Most layer-1 protocols have the option of staking their tokens on the network to generate a profit, such as Solana ( SOL), Cardano ( ADA), Polygon ( MATIC), and Avalanche ( AVAX).
There are numerous alternatives to staking, from gaming protocols such as Axie infinity and Illuvium to marketplaces for NFT like LooksRare. So once an in-depth study has been done, and a sound project is selected, staking is an issue of setting it up and not forgetting about it.
Lose-proof your investments
The most important thing to remember when purchasing high-risk assets is to make purchases with money you’re willing to lose. You’ll need to meet other objectives if you buy crypto with funds. A total financial collapse of crypto could ruin your long-term goals. There is a chance that you’ll have to sell your investments for a loss since you aren’t able to afford to wait for prices to rise again.
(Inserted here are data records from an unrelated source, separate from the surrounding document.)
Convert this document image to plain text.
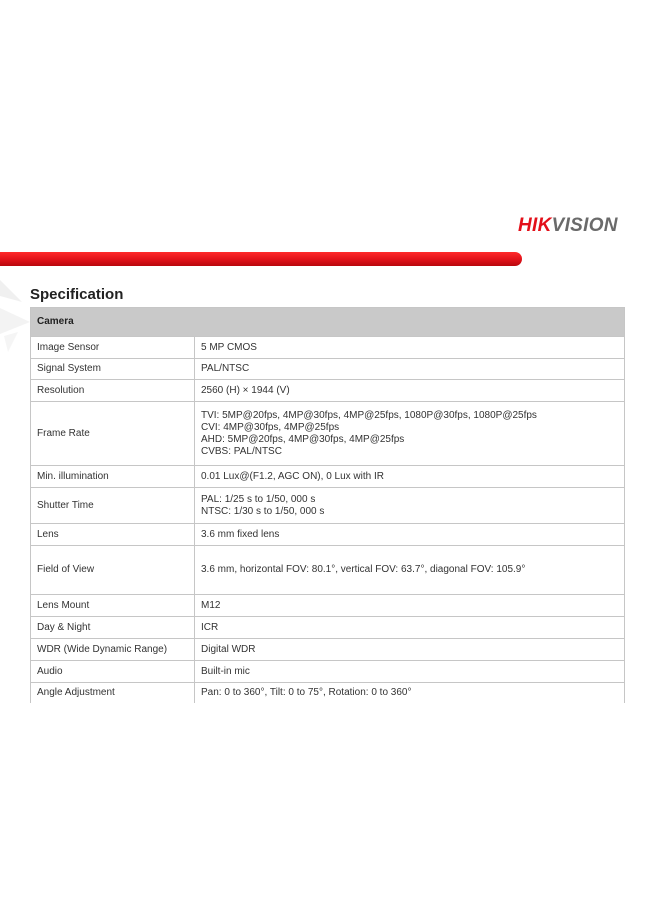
HIKVISION
Specification
Camera	
Image Sensor	5 MP CMOS

Signal System	PAL/NTSC

Resolution	2560 (H) × 1944 (V)

Frame Rate	TVI: 5MP@20fps, 4MP@30fps, 4MP@25fps, 1080P@30fps, 1080P@25fps
CVI: 4MP@30fps, 4MP@25fps
AHD: 5MP@20fps, 4MP@30fps, 4MP@25fps
CVBS: PAL/NTSC

Min. illumination	0.01 Lux@(F1.2, AGC ON), 0 Lux with IR

Shutter Time	PAL: 1/25 s to 1/50, 000 s
NTSC: 1/30 s to 1/50, 000 s

Lens	3.6 mm fixed lens

Field of View	3.6 mm, horizontal FOV: 80.1°, vertical FOV: 63.7°, diagonal FOV: 105.9°

Lens Mount	M12

Day & Night	ICR

WDR (Wide Dynamic Range)	Digital WDR

Audio	Built-in mic

Angle Adjustment	Pan: 0 to 360°, Tilt: 0 to 75°, Rotation: 0 to 360°
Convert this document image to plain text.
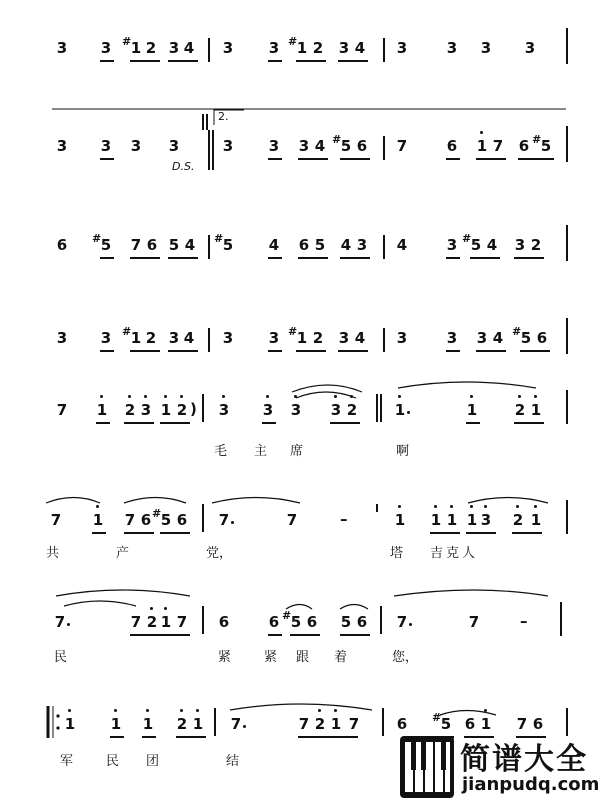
3 3 # 1 2 3 4 3 3 # 1 2 3 4 3	3 3 3
3 3 3 3
D.S.
2.
3 3 3 4 # 5 6 7	6 1 7 6 # 5
6 # 5 7 6 5 4 # 5 4 6 5 4 3 4	3 # 5 4 3 2
3 3 # 1 2 3 4 3 3 # 1 2 3 4 3	3 3 4 # 5 6
7 1 2 3 1 2 ) 3 3 3 3 2	1	1	2 1
毛 主 席	啊
7 1 7 6 # 5 6 7	7	–	1 1 1 1 3 2 1
共	产	党，	塔 吉 克 人
7	7 2 1 7 6	6 # 5 6 5 6 7	7	–
民	紧	紧 跟 着	您，
1 1 1 2 1 7	7 2 1 7	6 # 5 6 1 7 6
军	民 团	结	简谱大全
jianpudq.com
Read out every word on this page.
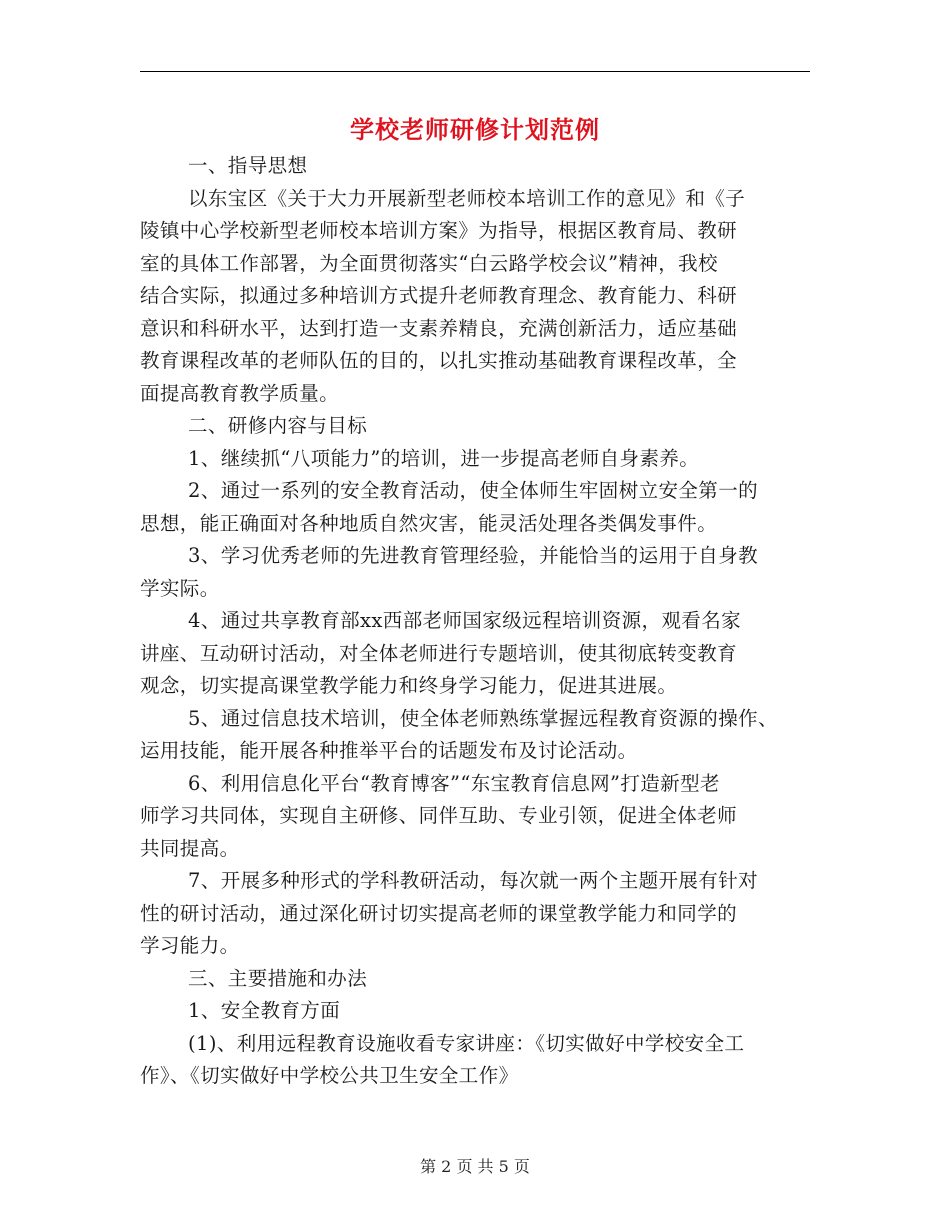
学校老师研修计划范例
一、指导思想
以东宝区《关于大力开展新型老师校本培训工作的意见》和《子
陵镇中心学校新型老师校本培训方案》为指导，根据区教育局、教研
室的具体工作部署，为全面贯彻落实“白云路学校会议”精神，我校
结合实际，拟通过多种培训方式提升老师教育理念、教育能力、科研
意识和科研水平，达到打造一支素养精良，充满创新活力，适应基础
教育课程改革的老师队伍的目的，以扎实推动基础教育课程改革，全
面提高教育教学质量。
二、研修内容与目标
1、继续抓“八项能力”的培训，进一步提高老师自身素养。
2、通过一系列的安全教育活动，使全体师生牢固树立安全第一的
思想，能正确面对各种地质自然灾害，能灵活处理各类偶发事件。
3、学习优秀老师的先进教育管理经验，并能恰当的运用于自身教
学实际。
4、通过共享教育部xx西部老师国家级远程培训资源，观看名家
讲座、互动研讨活动，对全体老师进行专题培训，使其彻底转变教育
观念，切实提高课堂教学能力和终身学习能力，促进其进展。
5、通过信息技术培训，使全体老师熟练掌握远程教育资源的操作、
运用技能，能开展各种推举平台的话题发布及讨论活动。
6、利用信息化平台“教育博客”“东宝教育信息网”打造新型老
师学习共同体，实现自主研修、同伴互助、专业引领，促进全体老师
共同提高。
7、开展多种形式的学科教研活动，每次就一两个主题开展有针对
性的研讨活动，通过深化研讨切实提高老师的课堂教学能力和同学的
学习能力。
三、主要措施和办法
1、安全教育方面
(1)、利用远程教育设施收看专家讲座：《切实做好中学校安全工
作》、《切实做好中学校公共卫生安全工作》
第 2 页 共 5 页
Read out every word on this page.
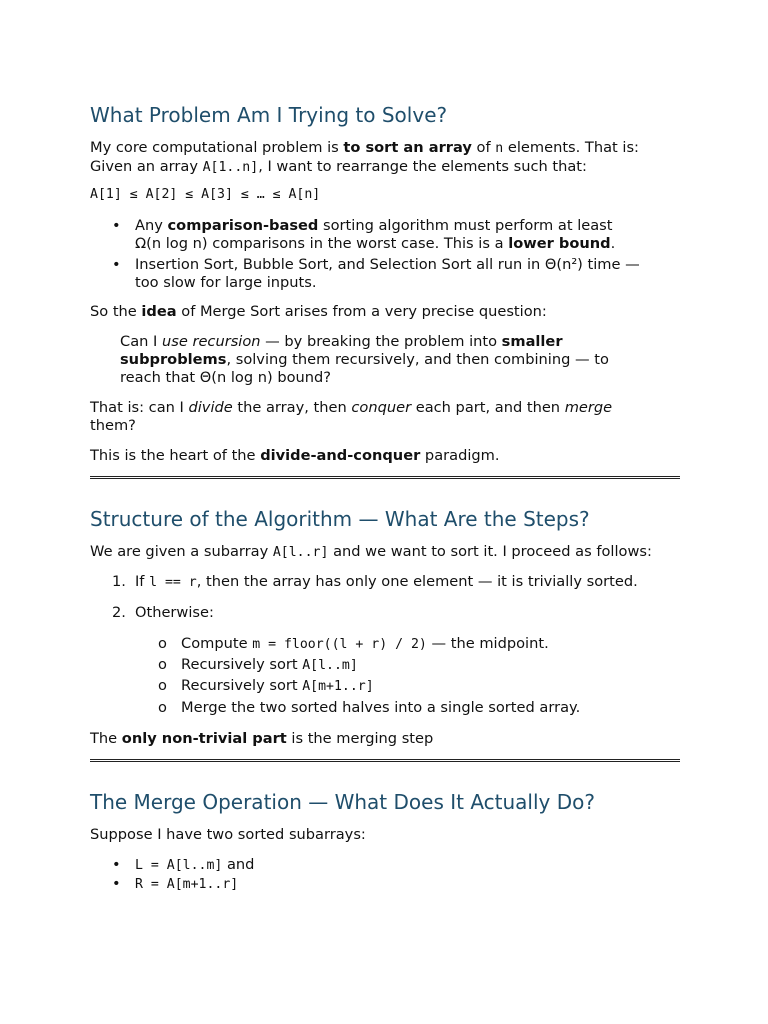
What Problem Am I Trying to Solve?

My core computational problem is to sort an array of n elements. That is:
Given an array A[1..n], I want to rearrange the elements such that:

A[1] ≤ A[2] ≤ A[3] ≤ … ≤ A[n]

• Any comparison-based sorting algorithm must perform at least
Ω(n log n) comparisons in the worst case. This is a lower bound.

• Insertion Sort, Bubble Sort, and Selection Sort all run in Θ(n²) time —
too slow for large inputs.

So the idea of Merge Sort arises from a very precise question:

Can I use recursion — by breaking the problem into smaller
subproblems, solving them recursively, and then combining — to
reach that Θ(n log n) bound?

That is: can I divide the array, then conquer each part, and then merge
them?

This is the heart of the divide-and-conquer paradigm.

Structure of the Algorithm — What Are the Steps?

We are given a subarray A[l..r] and we want to sort it. I proceed as follows:

1. If l == r, then the array has only one element — it is trivially sorted.

2. Otherwise:

o Compute m = floor((l + r) / 2) — the midpoint.

o Recursively sort A[l..m]

o Recursively sort A[m+1..r]

o Merge the two sorted halves into a single sorted array.

The only non-trivial part is the merging step

The Merge Operation — What Does It Actually Do?

Suppose I have two sorted subarrays:

• L = A[l..m] and

• R = A[m+1..r]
Make other priorities your top priority, like making the reserve fund for emergencies or paying off the debt you owe, regardless of investing in crypto. In addition, make sure your crypto investment does not constitute more than a small percentage of your overall portfolio. If the crypto market fails, it will be able to provide more secure investments to fall back on. When the demand for crypto recovers, it is possible that prices will rise again. But, they could not, so don’t put your money on your house.
Get ready for more price drops
There’s often a chorus for people to “buy the dip” on social media when prices for the crypto drop. This may be logical in certain circumstances, but plenty of cautions exist. In addition, prices could decline further if you’d bought into the plunge in January when Bitcoin was down by about one-third from the November high, and you’d be facing massive losses today.
Confident investors employ dollar-cost averaging, buying smaller amounts at frequent intervals to even out the fluctuation. Instead of purchasing Bitcoin worth $1000 in one go, the dollar-cost averaging process could involve paying $100 over a set period. This way, you won’t be trapped trying to predict the market. Eventually, you’ll be able to purchase BTC at a lower price if the price goes down.
Avoid shorting cryptos
Traders make money by shorting cryptocurrency by taking advantage of falling prices. Theoretically, it would be a great choice in a bull market when price drops are standard.
However, the majority of experts from the industry will warn you against trading short on Bitcoin or other cryptocurrencies since doing so could cause exponential losses or even the liquidation of your investment.
Review the current status of the market
It is crucial to stay alert to the actual position during the bear market in winter. This will give you the best chance to position yourself correctly while acting swiftly and limiting losses. Based on the KuCoin exchange, most cryptocurrency markets traded sluggishly as the market value is $1.09 trillion, down 1.33 percent from the previous day.
The total trading volume for the last 24-hour period totaled $44.71 billion, which is a 35.18 percent decrease. The total volume of Defi was $5.00 billion, which is 11.15 percent of the overall 24 hours of the cryptocurrency market. The total amount for stable currencies is $40.58 billion, representing 90.75 percent of the 24-hour cryptocurrency market.